I saw that too. I read the links as saying any program that is run, including within a virtualized environment, can access the CPU ID.
If this is true, it means any virtualized Windows is going to be getting the CPU ID of the system (most likely) and sending it to Microsoft, since they collect a large amount of such information via telemetry.
I almost never run closed source software, but I have occasionally run closed source software in a virtualized environment and then deleted the virtualized environment after. According to this, those closed source programs could be getting my CPU ID, sending it somewhere, and then even if I delete the program the CPU ID can be used to continue to track me.
replied to your post, even if @procShield is stating something slightly incorrectly, the post still brings up some really valid and interesting concerns.
Also, if a website were to try to do a unique fingerprint of a user using a RAM hash, would that RAM hash hold as consistent in a disposable Qubes AppVM in which the total allocated RAM could vary but is always less than the total RAM?
edit: I am not being able to make more posts until 7 hours has elapsed. @renehoj you are probably right. I think I was using the term “CPU ID” as my way of saying unique CPU identifier (like a CPU serial number), but that might not be a risk at all. Even if that can’t be determined, I have seen some new hardware based fingerprinting on GIT that can’t really be spoofed yet, but I am not sure whether big technology is deploying that because it seems like probably 95 percent of users don’t understand canvas fingerprinting, and of the 5 percent that do, probably almost all 5 percent is only blocking canvas fingerprinting and not any of the other fingerprinting types. I think the amount of users who alter metrics to try to block most of the standard fingerprinting methods is probably less than 1/10,000 and it’s so small that it doesn’t affect their profit enough to deploy new methods.
I don’t know what precisely is going on, but I have observed machine behavior.
Java constantly gets interfered with even if I am using tor. I’m not sure how this happens, but I know it is highly repeatable and persistent.
I have noticed CPU “bursts” with multimedia. Google through invidious .onions. That processing reaction must be fairly specific, although maybe only so far as the CPU series.
If I understand correctly, the CPU frequencies, however, are slightly unique due to variations in the fabrication process. I know Mozilla can get proc/cpuinfo and can lifetime ban someone without any due process, but if you virtualize or essentially alter your system, then Mozilla corp functions suddenly work again. So they must get individual IDs connected to hardware properties somehow.
I got the same result from deviceinfo. I have to study the question some more before answering. poly.nomial is not a detector, just a sample. There may be a way for Java Servers to get remote CPU info from what I’m reading, but I’ll have to look into this further. Thanks.
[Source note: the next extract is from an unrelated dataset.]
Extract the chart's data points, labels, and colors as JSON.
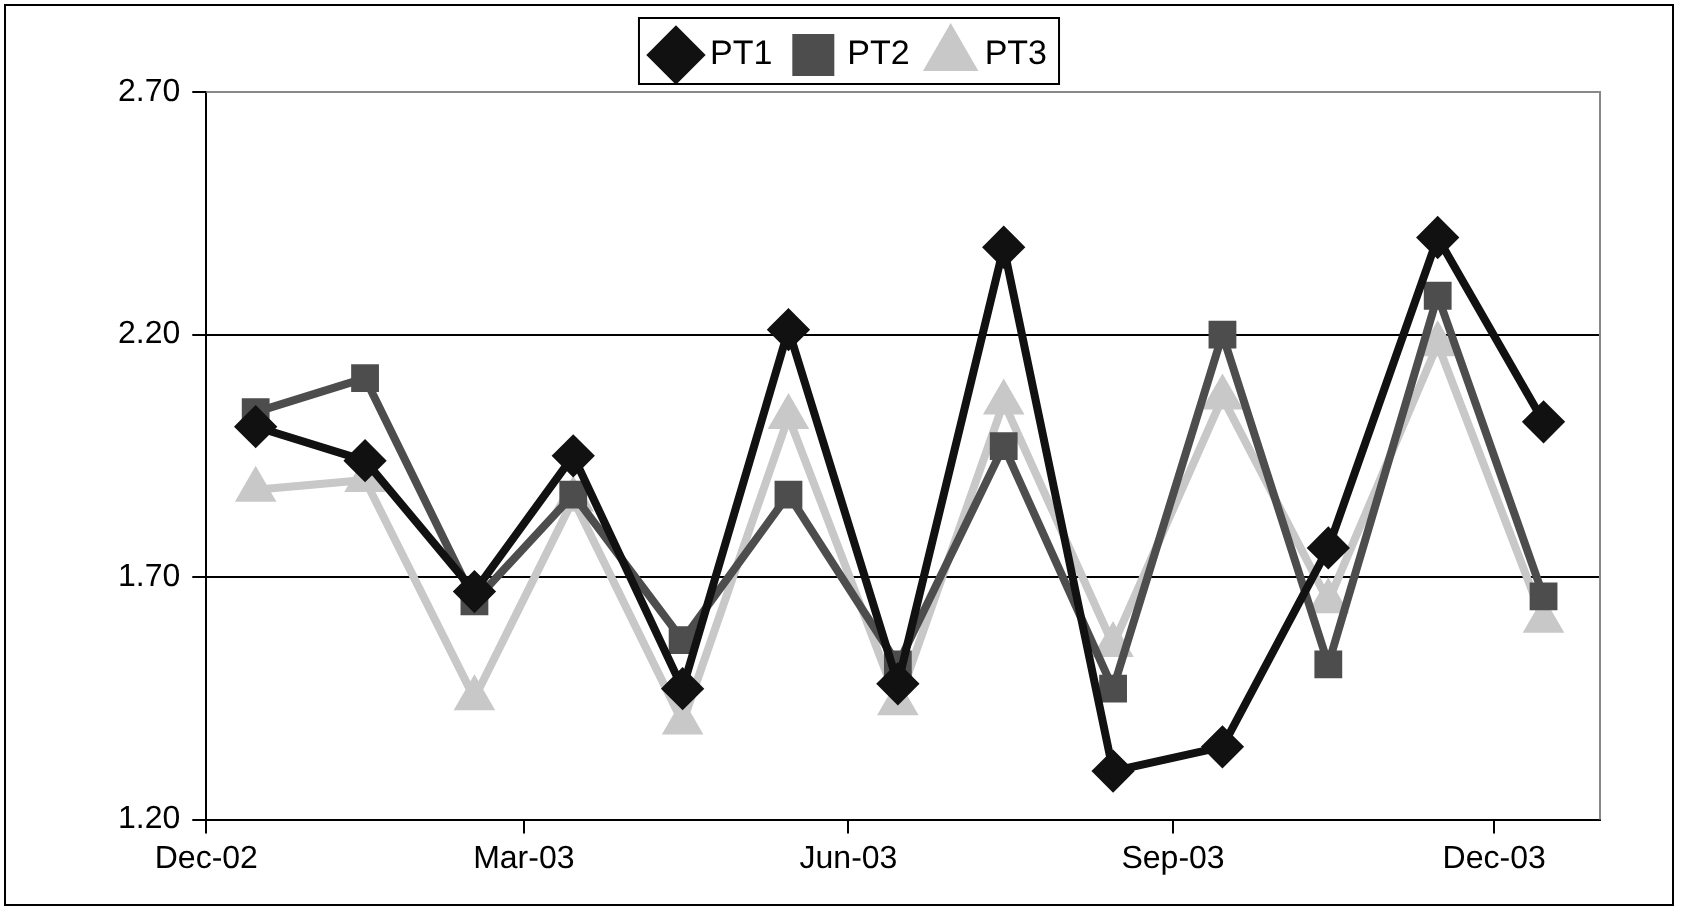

Then how do you think Mozilla Corp and Ubuntu Canonical Corp can identify a new computer and new software that I have not logged into any social media or email from? My identity should be unknown to them but somehow they have deep targeting capabilities I think must be connected to hardware specs. Ideas?
I doubt anyone is using CPUID for fingerprinting, it’s probably one of the weakest hardware identifiers in most systems. My laptop is the Lenovo T480 with the 8650U, the model number of the laptop is many times more unique than the CPU model, and the MAC address is 100% unique.
CPUID can be used to “break out” of the appVM and fingerprint the actual hardware, but knowning person X is using a CPU with a production run in the high millions isn’t really going to compromise your anonymity.
Difference of cpuid command (or cat /proc/cpuinfo) output on host vs guest?
iirc at least for KVM/libvirt systems the output can be very different depending on what CPU features you pass through.
Also iirc, there once was a discussion on the Whonix forum for having the same CPU model used for each user.